The FARM model can be useful as a tool for siting, as shown in Greenwich, CT (Bricker et al. 2016), by showing which of a number of potential lease locations would be the most successful. A good example is shown by the study of Reitsma et al. (2017) that showed a harvest of 500,000 oysters from the Mashpee River System would remove 2500 kg N per year, equal to 50% of the legally required nutrient reduction.

These types of estimates can also contribute to discussions about shellfish aquaculture in coastal communities around the world that support bivalve populations and struggle with eutrophication impacts. The quantification of environmental benefits provided by shellfish aquaculture, including nitrogen removal, may increase social license in communities where aquaculture is new and/or expanding (e.g., Whitmore et al. 2022). The recognition of water quality benefits provided by shellfish aquaculture in the permitting processes depends on robust science. This caliber of research gives resource managers confidence in the quantity of nitrogen removed by farms and the variation in this service provided across farm practices and variable environmental conditions.

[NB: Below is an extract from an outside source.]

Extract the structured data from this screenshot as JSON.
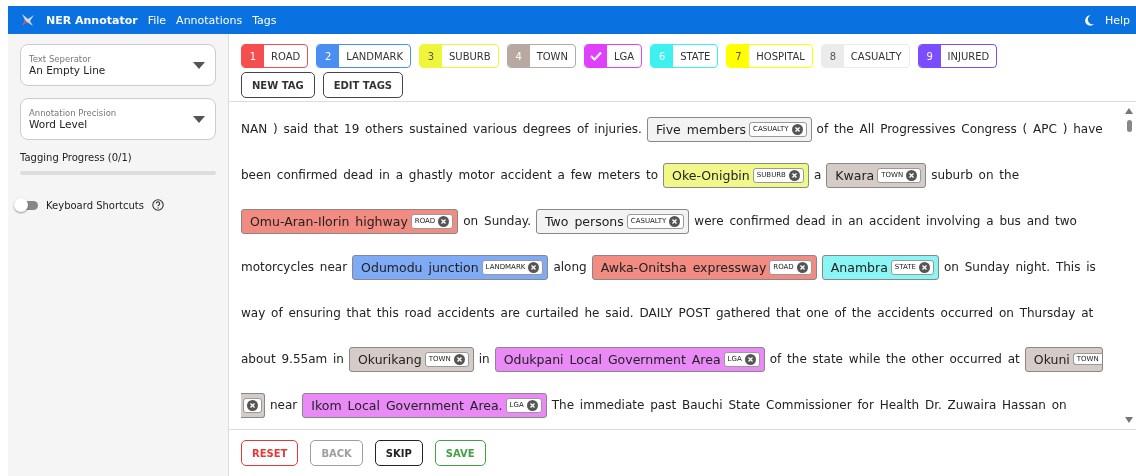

We have successfully parameterized the FARM model for Eastern oysters with respect to nitrogen uptake and deposition for a local Long Island Sound farm. This model approach can be transferred to other locations that support Eastern oyster farms with an appropriate calibration of the FARM model for local conditions of oyster growth, farm culture practices, and environmental data. Using appropriate species-specific physiological data, the model can also be calibrated and parameterized for other bivalve species (e.g., clams, mussels). With the outputs at the population scale, nitrogen crediting and trading policies can be implemented at the local and state levels to benefit both local water quality and environmental health, as well as the shellfish industry.